Setelah belajar bagaimana berkembang di tengah ketidakstabilan politik, di negara di mana perusahaan seperti Rocket Internet belum berani, Wagbat mencari pasar lain seperti Sudan, Somalia dan Djibouti. Saleh telah berusaha meyakinkan bank lokal untuk membiayai sepeda untuk pekerjaan pengiriman, tetapi bankir enggan meminjamkan selama perang. “Mindset startup masih belum ada di Yaman,” kata Saleh.

Startup pembangkit tenaga surya 

Dengan banyak metrik, dia benar. Perang bertahun-tahun telah memicu pengurasan otak, karena pengusaha seperti Saleh bermukim kembali di lingkungan yang lebih aman seperti Istanbul. Modal ventura terbatas karena ketidakpastian politik dan ekonomi, membuat pengusaha mencari dukungan dari LSM.

Namun, ada sesuatu yang mendekati adegan startup yang terkonsentrasi di Sanaa. Organisasi Yaman seperti Rowad Foundation dan Yodet, misalnya, menjalankan inkubator dan akselerator untuk pengusaha dan membantu menghubungkan mereka dengan investor.

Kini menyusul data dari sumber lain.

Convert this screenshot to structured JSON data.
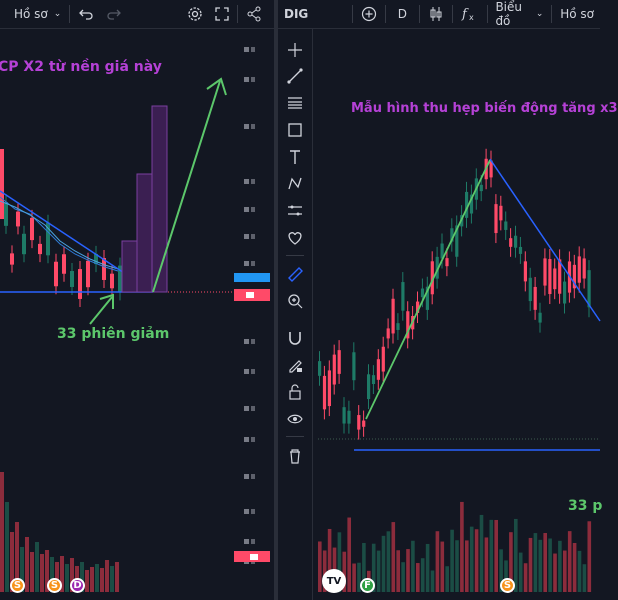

Kubair Shirazee, salah satu pendiri Peace Through Prosperity, sebuah organisasi nirlaba berbasis di Inggris yang membantu pengusaha mikro di Yaman dan Pakistan, mengatakan dia telah melihat peningkatan keamanan siber dan perusahaan rintisan berbasis aplikasi di Sanaa yang didirikan oleh para insinyur perangkat lunak yang kehilangan pekerjaan di perusahaan telekomunikasi yang tutup. Pengusaha lain memulai di bidang teknologi dan akhirnya meluncurkan bisnis memperbaiki bangunan yang rusak atau memasang panel surya karena perang telah menciptakan pasar yang besar untuk layanan ini. Anwar Al-Haddad dari Yaman, misalnya, membuat aplikasi bernama PV Solar yang memberikan saran kepada orang-orang yang memasang panel surya; perusahaan lain bernama Solar Ray, yang diluncurkan pada tahun 2015, merakit peralatan tersebut secara langsung untuk pelanggan.

Di lingkungan yang paling terganggu, pendiri startup di Yaman menanggapi beberapa kebutuhan manusia yang paling mendasar. “Banyak dari mereka adalah wirausahawan situasional, bukan wirausahawan pilihan,” kata Shirazee.